Wednesday, 1 August 2007

Making code editing better experience

What's the problem

The biggest pain I had for my first week at my First Real Job was writing and maintaining extremely repetive code, mainly in tests. The problem wasn't the wrong attitude. Resolver programmers follow all best practices, and besides they are really, really smart guys. The problem seems to appear, when the repetition is very small and local.

Let's say you've got a function taking 5 args. You want to invoke it 10 times with 2 arguments changing and 3 staying the same. The cost of encapsulating it into another function is small, but it's still bigger than using copy-pasting it. What's more: you often get _more_ readable code than extracting common parts. The conclusion is: generalization is good and helps you unless you're operating on a very small scale.

However, following the example: what if you spot an error in your not-changing parameters? You have two choices: either correcting the same 5-character mistake in every line, or using a regexp.

Regular expressions are not user-friendly

OK, so, as someone wise once said: You've got a problem.
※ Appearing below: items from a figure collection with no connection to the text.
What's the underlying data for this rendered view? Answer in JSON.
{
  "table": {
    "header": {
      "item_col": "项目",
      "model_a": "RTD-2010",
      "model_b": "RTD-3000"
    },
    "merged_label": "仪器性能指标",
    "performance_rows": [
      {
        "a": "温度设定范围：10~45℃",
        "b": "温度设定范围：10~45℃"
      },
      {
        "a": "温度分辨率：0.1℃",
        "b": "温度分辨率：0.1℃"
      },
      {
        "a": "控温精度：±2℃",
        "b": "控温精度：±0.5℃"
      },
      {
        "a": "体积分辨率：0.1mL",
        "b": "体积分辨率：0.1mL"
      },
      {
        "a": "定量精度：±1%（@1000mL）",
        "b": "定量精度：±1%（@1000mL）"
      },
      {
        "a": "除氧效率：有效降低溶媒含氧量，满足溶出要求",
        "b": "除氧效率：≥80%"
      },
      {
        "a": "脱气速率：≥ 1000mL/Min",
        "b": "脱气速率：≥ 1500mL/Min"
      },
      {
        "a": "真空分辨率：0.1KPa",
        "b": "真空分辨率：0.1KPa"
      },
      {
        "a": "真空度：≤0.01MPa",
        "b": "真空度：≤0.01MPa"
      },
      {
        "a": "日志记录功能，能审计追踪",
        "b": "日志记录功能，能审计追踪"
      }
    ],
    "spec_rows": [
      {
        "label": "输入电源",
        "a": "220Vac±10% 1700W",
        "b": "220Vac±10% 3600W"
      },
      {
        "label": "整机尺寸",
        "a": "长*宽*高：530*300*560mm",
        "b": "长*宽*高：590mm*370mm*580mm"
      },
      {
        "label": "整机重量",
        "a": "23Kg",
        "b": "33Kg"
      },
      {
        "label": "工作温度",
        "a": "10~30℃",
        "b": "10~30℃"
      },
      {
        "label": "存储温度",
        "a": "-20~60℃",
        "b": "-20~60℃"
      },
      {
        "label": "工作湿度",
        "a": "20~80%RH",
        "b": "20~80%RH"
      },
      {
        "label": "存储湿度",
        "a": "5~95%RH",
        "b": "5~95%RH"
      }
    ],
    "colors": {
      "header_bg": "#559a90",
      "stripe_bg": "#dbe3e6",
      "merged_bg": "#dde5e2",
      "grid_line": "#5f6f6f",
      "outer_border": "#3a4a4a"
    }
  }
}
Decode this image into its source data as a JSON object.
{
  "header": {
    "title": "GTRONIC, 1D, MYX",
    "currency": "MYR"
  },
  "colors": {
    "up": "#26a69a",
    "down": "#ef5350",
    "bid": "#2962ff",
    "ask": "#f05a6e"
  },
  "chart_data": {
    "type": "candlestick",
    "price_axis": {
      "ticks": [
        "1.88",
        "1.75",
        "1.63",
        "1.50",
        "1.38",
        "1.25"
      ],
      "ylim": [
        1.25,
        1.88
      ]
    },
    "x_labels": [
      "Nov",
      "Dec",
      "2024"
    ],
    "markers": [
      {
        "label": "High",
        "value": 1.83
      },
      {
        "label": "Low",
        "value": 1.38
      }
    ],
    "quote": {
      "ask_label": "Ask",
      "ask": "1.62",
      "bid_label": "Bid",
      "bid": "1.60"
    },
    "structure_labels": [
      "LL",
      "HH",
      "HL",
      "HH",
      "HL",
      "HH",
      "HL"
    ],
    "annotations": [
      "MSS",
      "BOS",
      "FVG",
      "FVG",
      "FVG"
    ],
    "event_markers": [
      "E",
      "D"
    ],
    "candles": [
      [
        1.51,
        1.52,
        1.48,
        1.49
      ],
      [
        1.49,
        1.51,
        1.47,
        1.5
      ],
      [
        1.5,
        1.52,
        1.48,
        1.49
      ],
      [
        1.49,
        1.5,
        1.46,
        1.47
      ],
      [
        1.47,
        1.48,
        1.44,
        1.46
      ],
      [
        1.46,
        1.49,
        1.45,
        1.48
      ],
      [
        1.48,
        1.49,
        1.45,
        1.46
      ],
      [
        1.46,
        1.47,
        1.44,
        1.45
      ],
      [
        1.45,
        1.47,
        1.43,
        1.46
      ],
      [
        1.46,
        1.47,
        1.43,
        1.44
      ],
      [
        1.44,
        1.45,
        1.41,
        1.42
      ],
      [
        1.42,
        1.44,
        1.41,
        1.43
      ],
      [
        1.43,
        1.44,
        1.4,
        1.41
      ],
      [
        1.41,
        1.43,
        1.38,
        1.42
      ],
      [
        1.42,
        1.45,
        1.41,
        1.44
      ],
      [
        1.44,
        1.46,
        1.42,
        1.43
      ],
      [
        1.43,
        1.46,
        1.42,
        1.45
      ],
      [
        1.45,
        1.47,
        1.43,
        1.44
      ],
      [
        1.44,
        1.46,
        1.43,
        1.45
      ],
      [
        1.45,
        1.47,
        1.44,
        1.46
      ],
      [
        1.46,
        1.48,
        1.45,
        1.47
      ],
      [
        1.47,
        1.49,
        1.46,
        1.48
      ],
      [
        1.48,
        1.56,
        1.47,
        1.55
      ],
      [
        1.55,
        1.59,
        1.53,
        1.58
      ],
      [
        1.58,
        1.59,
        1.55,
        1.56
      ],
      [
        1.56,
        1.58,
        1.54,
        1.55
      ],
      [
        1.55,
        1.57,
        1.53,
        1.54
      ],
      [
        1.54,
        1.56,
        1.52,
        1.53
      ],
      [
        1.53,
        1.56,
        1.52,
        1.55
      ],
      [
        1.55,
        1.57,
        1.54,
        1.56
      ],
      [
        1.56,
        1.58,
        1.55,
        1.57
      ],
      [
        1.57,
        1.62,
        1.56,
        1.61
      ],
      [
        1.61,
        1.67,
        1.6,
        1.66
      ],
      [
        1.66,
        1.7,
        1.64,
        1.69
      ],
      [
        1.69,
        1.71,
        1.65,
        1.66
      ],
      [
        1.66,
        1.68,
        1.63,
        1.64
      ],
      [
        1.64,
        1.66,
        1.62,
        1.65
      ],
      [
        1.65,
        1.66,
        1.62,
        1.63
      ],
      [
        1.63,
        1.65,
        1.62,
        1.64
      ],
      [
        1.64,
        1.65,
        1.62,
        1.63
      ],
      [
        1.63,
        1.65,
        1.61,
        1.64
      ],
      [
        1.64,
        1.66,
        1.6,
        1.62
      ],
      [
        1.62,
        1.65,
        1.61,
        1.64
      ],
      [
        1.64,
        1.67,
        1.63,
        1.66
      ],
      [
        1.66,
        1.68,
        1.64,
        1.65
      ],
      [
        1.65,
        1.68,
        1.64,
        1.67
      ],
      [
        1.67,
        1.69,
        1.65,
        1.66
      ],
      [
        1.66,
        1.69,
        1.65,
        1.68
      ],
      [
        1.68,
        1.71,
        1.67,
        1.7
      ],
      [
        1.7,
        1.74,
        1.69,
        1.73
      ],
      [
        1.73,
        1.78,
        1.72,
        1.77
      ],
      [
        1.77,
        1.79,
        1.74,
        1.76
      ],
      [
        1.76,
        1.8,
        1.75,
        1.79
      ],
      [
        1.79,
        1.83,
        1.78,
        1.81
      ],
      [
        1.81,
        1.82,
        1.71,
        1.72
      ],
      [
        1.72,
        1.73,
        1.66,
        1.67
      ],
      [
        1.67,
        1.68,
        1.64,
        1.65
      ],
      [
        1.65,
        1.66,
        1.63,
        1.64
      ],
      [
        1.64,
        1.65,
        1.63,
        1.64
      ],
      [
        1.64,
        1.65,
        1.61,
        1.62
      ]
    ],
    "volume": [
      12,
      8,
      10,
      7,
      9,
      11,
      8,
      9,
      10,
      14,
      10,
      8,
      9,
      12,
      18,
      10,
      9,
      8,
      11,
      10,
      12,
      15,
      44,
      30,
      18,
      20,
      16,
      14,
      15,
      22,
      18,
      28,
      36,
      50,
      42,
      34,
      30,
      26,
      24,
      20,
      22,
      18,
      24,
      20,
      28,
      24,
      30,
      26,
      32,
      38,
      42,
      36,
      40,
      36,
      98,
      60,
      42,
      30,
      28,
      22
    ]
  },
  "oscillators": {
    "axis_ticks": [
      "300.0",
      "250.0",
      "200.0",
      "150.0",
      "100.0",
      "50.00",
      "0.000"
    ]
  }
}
You decide to use regexp to solve it. Now you've got two problems. Regular expressions are relatively simple (after you learn it buhaha:>) yet powerful tool for automated text processing. You take your mistake repeated 10 times in your code, apply a regexp to it, and voila: everything's broken. You forgot some fancy-dancy character which spoils the whole thing. That's not a problem: you fix your regexp, and everything's fine. Yeah, but by this time you could have fixed your code two times manually.

I know, it's a matter of seconds if not less, but: 1. Seconds tend to acculumate fast; 2. It's a pain in the ass isn't it?

Ok, so how can we make using regexps faster? Two reasons why people don't use them in _really_ small changes are: 1. The time to find out and enter a regexp is often taking longer than adding changes manually; 2. Poeple tend to make mistakes, and debugging a thing that is to change 10 lines of code is WRONG! A solution which seem to get rid of both these problems is automated regexp generation. Of course, you can use it only in a subset of described problems, but I think it could do its job.

An example: managing the border in some GUI application. For some reason I had to set each Border in a seperate line:


a.LeftBorder = True
a.TopBorder = True
a.RightBorder = True
a.BottomBorder = True

I ran it and... KABOOM, an exception. Yeah, right it's not LeftBorder but BorderLeft etc. Not good. I fixed the code using mouse (okay, I didn't: I downloaded vim, installed it, retried the regexp 3 times, and got it replaced. Really). Anyway, I had pretty much time to imagine the tool I'd love to use. Something, that would get the lines, find the similarity and suggest a replacement, which I could then change _once_, without any entering any regexp. And all of it under ONE keystroke (ok, maybe two). Actually, I started looking for a way to find such similarities, and found Jacob Kaplan Moss' TemplateMaker, which could do the job.

I happened to reproduce the algorithm or, at least, something similar to it that would suit my requirements. I turned out to be pretty straitforward 15-liner. It should work best as a plug-in to your favourite text editor, but, since I wanted it to be portable, I wrote a seperate GUI (in wxPython - portability) for it. Some things which may surprise you are automatic clipboard capture on load, and clipboard filling on every replacement editing (couldn't find wxPythons onClose event), so you'll get an exception on copy-pasting replacement field. Anyway: Take a look:



Say you've got some text you want to refactor locally, like in the notepad (5) instance on the screenshot. You copy it, run the tool, which:


  1. captures the clipboard content and puts it into input text box (1)

  2. runs my templateMaker clone and finds a regexp that suits best to input lines (and puts it in box (2))

  3. gets the same expression in the form of replacement (with backreferences)

  4. runs the re.sub function, that generates output text (put then in (4))

The only thing you have to do is to change replacement (although there's nothing that prevents you from editing other fields, which is quite useful when the regexp was not guessed properly). As I mentioned before: the clipboard gets filled on every change of textbox (3), which is definitely a bug of mine (which should be corrected shortly :>). Have fun

1 comment:

Tartley said...

That's really cool! I'm looking forward to see how this pans out in a real-life context. See you at work from Friday!